The Police NewsBirmingham, Ala.
Alabama Execution of Joe Nathan James Marred by Failures to Set IV Line, Embarrassing Dress-Code Controversy, and Disrespect of Victim’s Family
Alabama put Joe Nathan James, Jr. to death on July 28, 2022 against the wishes of his victim’s family in an execution marred by an hours-long failure to set a lethal-injection intravenous line and an embarrassing dress-code controversy in which a corrections official told a female reporter she would not be able to witness the execution because her skirt was too short and she was wearing open-toed shoes and subjected another female reporter to a clothing inspection.
The daughters and brother of Faith Hall had asked Governor Kay Ivey and Attorney General Steve Marshall to stop the execution, saying it would further victimize the family. When their request was denied, the Halls released a statement saying, “We pray that God allows us to find healing after today and that one day our criminal justice system will listen to the cries of families like ours even if it goes against what the state wishes. Our voices matter and so does the life of Mr. Joe Nathan James, Jr.”
The execution was scheduled to start at 6:00 p.m. Central time, but for reasons ADOC refused to explain it was delayed for three hours. After hours of cryptic evasions of reporters’ questions about the delay, ADOC issued a statement obliquely indicating that the execution team had experienced troubles setting the IV-line. “As Commissioner John Hamm stated last night, when carrying out the ultimate punishment, we have protocols that lay out a very deliberate process to make sure the court’s order is carried out correctly,” the statement said. “ADOC’s execution team strictly followed the established protocol. The protocol states that if the veins are such that intravenous access cannot be provided, the team will perform a central line procedure. Fortunately, this was not necessary and with adequate time, intravenous access was established.”

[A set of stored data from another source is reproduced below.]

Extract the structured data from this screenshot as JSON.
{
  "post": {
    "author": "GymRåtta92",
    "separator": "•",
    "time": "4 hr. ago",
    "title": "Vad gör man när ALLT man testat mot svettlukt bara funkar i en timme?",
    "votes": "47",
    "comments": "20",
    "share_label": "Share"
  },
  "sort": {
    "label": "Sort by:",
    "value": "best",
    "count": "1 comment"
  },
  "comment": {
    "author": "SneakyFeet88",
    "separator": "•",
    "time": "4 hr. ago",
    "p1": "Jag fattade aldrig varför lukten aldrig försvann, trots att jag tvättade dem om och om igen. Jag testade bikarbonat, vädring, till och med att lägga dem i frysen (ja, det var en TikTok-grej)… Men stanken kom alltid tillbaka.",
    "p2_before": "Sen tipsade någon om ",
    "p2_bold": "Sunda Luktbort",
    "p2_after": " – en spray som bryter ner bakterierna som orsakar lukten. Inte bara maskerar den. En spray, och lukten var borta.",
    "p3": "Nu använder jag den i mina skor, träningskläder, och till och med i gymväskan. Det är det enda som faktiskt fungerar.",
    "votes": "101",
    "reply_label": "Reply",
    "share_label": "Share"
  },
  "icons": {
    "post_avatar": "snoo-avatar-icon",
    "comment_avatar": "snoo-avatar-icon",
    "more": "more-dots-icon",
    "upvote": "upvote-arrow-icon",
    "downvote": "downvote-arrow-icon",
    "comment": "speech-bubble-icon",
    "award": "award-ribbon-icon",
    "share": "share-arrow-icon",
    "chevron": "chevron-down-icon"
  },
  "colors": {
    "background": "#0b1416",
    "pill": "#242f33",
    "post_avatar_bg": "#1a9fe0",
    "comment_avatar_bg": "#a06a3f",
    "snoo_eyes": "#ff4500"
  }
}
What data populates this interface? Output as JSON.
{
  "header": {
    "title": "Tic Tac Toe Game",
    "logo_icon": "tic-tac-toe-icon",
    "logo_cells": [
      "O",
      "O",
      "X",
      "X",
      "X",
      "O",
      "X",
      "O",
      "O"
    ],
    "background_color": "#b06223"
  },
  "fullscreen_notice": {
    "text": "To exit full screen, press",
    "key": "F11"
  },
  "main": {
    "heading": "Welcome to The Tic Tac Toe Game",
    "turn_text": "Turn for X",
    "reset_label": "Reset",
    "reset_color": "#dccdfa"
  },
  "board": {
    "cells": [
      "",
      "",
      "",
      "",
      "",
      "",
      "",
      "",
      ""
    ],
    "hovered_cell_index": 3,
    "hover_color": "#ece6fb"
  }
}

The execution put Alabama in the international spotlight when an ADOC corrections official informed award-winning AL.com reporter Ivana Hrynkiw that she could not enter the prison to witness the execution because a skirt that she had worn while witnessing three previous executions was “too short.” As reported in newspapers in England and New Zealand, a male cameraman from a different media outlet provided Hrynkiw a pair of fishing waders with suspenders, after which the corrections official said she could not wear open-toed shoes in the facility because they were “too revealing.” Hrynkiw then retrieved a pair of tennis shoes from her car. The corrections official also subjected veteran Associated Press reporter Kim Chandler to a clothing inspection before deeming her attire acceptable.